TOUGHPADとTORQUEの使い分けも実は現場の判断であり、機械警備隊員はTOUGHPADを、機械メンテナンスなどを行う技術員はTORQUEを自然と選んだそうで、現場の意見によって端末が選択された。TOUGHPADはバッテリー駆動時間も長く、E05SHが4.8時間程度だったところ、24時間は持続するため、バッテリー要件も満たしている(TORQUEも連続通話時間は24時間以上)。

また、業務上の理由で大きい端末を選んだため「重量が重くなった」という声もあるそうだが、一方で「フィーチャーフォンではボタンが小さくて手袋を外していたが、外さずに操作できるようになった」と概ね満足している隊員が多いようだ。

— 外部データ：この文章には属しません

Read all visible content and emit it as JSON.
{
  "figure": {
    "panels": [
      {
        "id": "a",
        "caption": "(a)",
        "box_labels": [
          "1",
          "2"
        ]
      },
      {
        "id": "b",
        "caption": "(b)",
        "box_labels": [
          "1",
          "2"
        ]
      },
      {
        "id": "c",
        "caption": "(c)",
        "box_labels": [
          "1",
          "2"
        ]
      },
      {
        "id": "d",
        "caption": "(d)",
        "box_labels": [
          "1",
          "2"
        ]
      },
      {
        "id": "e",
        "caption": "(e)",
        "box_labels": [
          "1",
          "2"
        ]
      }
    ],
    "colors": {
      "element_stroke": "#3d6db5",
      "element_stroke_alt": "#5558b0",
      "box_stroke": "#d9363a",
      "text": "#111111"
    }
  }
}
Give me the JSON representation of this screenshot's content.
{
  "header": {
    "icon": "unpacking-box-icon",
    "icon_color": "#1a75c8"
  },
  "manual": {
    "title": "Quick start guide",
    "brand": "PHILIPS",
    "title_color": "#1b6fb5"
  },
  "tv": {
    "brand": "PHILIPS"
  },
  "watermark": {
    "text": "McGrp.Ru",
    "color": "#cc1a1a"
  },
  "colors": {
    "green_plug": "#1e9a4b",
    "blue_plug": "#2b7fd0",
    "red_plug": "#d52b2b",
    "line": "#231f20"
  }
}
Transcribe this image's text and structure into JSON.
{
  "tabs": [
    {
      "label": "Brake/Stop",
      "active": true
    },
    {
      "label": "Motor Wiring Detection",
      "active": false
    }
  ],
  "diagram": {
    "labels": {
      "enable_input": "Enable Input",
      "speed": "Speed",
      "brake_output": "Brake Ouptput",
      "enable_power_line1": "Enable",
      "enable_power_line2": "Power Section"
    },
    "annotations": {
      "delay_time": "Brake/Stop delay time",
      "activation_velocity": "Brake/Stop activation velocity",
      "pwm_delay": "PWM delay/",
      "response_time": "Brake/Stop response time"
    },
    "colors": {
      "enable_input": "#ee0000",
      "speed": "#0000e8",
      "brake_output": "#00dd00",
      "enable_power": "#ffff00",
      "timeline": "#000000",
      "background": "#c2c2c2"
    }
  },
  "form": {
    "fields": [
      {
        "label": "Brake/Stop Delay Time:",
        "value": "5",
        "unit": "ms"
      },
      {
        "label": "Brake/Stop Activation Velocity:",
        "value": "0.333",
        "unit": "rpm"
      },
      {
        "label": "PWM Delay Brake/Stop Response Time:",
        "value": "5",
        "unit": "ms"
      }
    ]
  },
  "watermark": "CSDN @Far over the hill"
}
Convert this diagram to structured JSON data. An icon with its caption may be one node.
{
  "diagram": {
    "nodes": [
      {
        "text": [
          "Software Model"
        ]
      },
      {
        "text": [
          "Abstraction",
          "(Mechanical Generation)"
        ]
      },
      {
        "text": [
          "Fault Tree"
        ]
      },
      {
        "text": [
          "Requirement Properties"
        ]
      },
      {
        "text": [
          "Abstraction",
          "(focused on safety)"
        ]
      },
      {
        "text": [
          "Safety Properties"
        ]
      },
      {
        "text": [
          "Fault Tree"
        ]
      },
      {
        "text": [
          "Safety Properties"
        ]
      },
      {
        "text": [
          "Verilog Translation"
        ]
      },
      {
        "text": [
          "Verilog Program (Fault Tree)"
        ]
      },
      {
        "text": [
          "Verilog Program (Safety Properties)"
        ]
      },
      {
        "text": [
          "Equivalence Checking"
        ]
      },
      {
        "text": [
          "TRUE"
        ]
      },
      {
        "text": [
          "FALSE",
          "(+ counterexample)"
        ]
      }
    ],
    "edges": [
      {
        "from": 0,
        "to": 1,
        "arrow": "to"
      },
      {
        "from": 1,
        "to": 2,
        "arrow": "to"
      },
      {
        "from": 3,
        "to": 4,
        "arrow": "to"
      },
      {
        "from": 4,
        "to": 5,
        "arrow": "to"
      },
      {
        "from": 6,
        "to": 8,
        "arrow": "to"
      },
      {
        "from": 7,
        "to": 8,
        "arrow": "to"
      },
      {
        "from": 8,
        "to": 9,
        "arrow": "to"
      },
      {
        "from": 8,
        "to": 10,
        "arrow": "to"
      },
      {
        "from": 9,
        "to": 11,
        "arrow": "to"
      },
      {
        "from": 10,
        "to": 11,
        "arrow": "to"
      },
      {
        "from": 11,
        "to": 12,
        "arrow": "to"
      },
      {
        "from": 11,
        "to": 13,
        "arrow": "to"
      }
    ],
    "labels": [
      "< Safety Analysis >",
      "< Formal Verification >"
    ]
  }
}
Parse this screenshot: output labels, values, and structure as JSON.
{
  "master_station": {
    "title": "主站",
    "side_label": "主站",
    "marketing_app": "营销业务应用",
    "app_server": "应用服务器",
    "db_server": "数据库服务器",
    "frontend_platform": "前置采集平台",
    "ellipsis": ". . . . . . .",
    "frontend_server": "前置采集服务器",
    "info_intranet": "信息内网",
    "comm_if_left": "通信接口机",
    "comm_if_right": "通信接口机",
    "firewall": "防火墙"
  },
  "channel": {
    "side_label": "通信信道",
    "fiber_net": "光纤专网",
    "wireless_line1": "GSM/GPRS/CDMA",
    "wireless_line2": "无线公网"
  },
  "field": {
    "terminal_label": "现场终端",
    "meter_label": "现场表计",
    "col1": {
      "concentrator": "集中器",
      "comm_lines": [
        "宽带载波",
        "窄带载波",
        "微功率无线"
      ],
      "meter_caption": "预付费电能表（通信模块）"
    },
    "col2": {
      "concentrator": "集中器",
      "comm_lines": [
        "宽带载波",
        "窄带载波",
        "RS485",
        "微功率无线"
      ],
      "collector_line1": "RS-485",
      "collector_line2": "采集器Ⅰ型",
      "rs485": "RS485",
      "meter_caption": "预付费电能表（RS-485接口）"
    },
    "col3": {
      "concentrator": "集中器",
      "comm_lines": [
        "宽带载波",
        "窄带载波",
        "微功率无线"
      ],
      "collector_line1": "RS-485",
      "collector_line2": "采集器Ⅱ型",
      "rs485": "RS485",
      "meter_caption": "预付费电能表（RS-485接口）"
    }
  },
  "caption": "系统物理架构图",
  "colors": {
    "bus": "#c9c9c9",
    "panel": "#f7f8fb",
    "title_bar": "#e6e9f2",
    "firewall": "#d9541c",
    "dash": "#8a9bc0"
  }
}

もちろん使い勝手だけでなく、これまで従量課金だった音声通話料が定額制になったことで、通話コストも大幅に削減。従来、細かく取扱いを規定して注意を払ってきた紙媒体の資料も不要になるなど、「コスト効果は抜群に出ている」と地頭氏は強調する。

○2020年に向けてIT化を進めるALSOK

今後、さまざまな大規模イベントが続くが、こうしたイベント時の雑踏警備でも、タフネススマホは重要なアイテムとなると考えている。これは、警備隊員へ素早く、正確な情報配信を行うことで、より品質の高いサービス提供へと繋がるからだ。

少子高齢化などから労働人口の減少が予想されているが、これは警備業務でも例外ではない。限られた人員で業務を遂行する上で、数をカバーする警備能力の底上げに、こうした端末とシステムを活用する必要が出てくる。また、そうした現場の課題解決に加えて「未来のガードマン像を描くことも大事」と地頭氏。実際に、タフスマホのカメラやバーコードリーダーの活用、携帯性に優れたウェアラブルデバイスとの組み合わせによるセンシングなど、具体的に将来像を描いて検討している段階に入っている。

こうした将来像とともに、重要視するのは「現場からの声を重視し、改善を進めていく」ということ。それも単に押し付けるのではなく、現場が「選んでくれないとダメ」とするALSOK。「コスト効率化」「品質向上」という両面から、現場とシステムの二者が"二人三脚"で、2020年へと歩みを進めていく。